The robust differentiation between the Japanese and mainland Asia beetle lineages might indicate cryptic speciation. High intraspecific genetic differences in X. crassiusculus have been observed among a few individuals sequenced at the COI locus (Dole et al., 2010). However, testing for cryptic speciation is beyond the scope of this study, and it is not even clear whether organisms with predominant inbreeding conform to any of the standard species concepts (see Fontaneto et al. (2007) for discussion). The significant substructure within the mainland lineage (cluster 1) might indicate that these are older populations that began to diverge earlier, or that the Japanese populations have not been sufficiently sampled.

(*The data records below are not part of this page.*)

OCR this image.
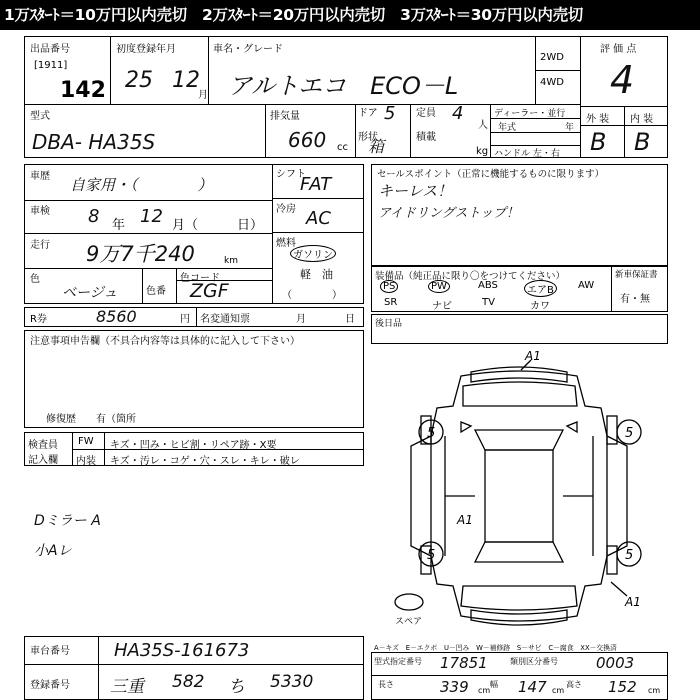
1万ｽﾀｰﾄ＝10万円以内売切　2万ｽﾀｰﾄ＝20万円以内売切　3万ｽﾀｰﾄ＝30万円以内売切
出品番号
[1911]
142
初度登録年月
25 12
月
車名・グレード
アルトエコ　ECO－L
2WD
4WD
評 価 点
4
型式
DBA- HA35S
排気量
660 cc
ドア 5
形状
箱
定員 4
人
積載
kg
ディーラー・並行
年式	年
ハンドル 左・右
外 装 内 装
B B
車歴 自家用・（　　　　）
車検 8 年 12 月（　　　日）
走行 9万7千240	km
色
ベージュ	色番
色コード
ZGF
シフト
FAT
冷房 AC
燃料
ガソリン
軽　油
（　　　　）
セールスポイント（正常に機能するものに限ります）
キーレス！
アイドリングストップ！
装備品（純正品に限り〇をつけてください）
PS	PW	ABS	エアB	AW
SR	ナビ	TV	カワ
新車保証書
有・無
R券	8560	円 名変通知票	月	日
注意事項申告欄（不具合内容等は具体的に記入して下さい）
修復歴　　有（箇所
後日品
検査員
記入欄
FW キズ・凹み・ヒビ割・リペア跡・X要
内装 キズ・汚レ・コゲ・穴・スレ・キレ・破レ
Dミラー A
小Aレ
A1
A1
A1
5	5
5	5
スペア
A－キズ　E－エクボ　U－凹み　W－補修跡　S－サビ　C－腐食　XX－交換済
車台番号 HA35S-161673
登録番号 三重 582 ち 5330
型式指定番号 17851	類別区分番号	0003
長さ	339 cm
幅 147 cm
高さ 152 cm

Unsampled native‐range populations could also be source populations. Given the high level of differentiation between lineages observed here and by others (Dole et al., 2010), we hypothesize that any unsampled populations would cluster within these two lineages. This can be tested for in the future using approximate Bayesian computation, which enables tests of multiple introduction scenarios, such as historic and recent, local expansion in introduced ranges, and admixture.

Xylosandrus crassiusculus continues to spread around the world. Even during the preparation of this manuscript, a new expanding population has been reported from South America (Flechtmann & Atkinson, 2016). It is not the only insect with a rapidly expanding range. There are dozens of bark and ambrosia species, and thousands of species from other groups that are being introduced by human transport to nonnative locations. Communities of wood‐boring insects around the world are beginning to resemble one another, and differences between regional assemblages fade (Brockerhoff, Bain, Kimberley, & Knížek, 2011; Haack, Rabaglia, & Peña, 2013). Global biotic homogenization is causing not only economic and ecological damage via the introductions of invasive species, but also the loss of biogeographic history. Increasingly, variation inside organisms' genomes is the only evidence of the past geographical diversity of animals and plants on the planet. Here, we show that affordable and effective analytical approaches are now available to disentangle the complex global structure of tramp species, even those with unusual reproduction strategies and even in the absence of any previous population or genome data.

CONFLICT OF INTEREST

None declared.

AUTHOR CONTRIBUTIONs

Caroline Storer contributed sample acquisition, specimen preparation, sequencing, analyses, writing, and interpretation. Adam Payton contributed to project design, analyses, writing, and interpretation. Stuart McDaniel contributed to project design, data acquisition, and interpretation. Bjarte Jordal contributed to sample acquisition and interpretation. Jiri Hulcr contributed to project design, sample and data acquisition, interpretation, and writing.

DATA ACCESSIBILITY

Unfiltered barcode‐split ddRADseq reads with quality scores for each individual have been deposited in the GenBank Short Read Archive (SRA), accession numbers SRR4181068‐265 under BioProject PRJNA342041. Analyses were performed using publicly available scripts and packages described in the methods.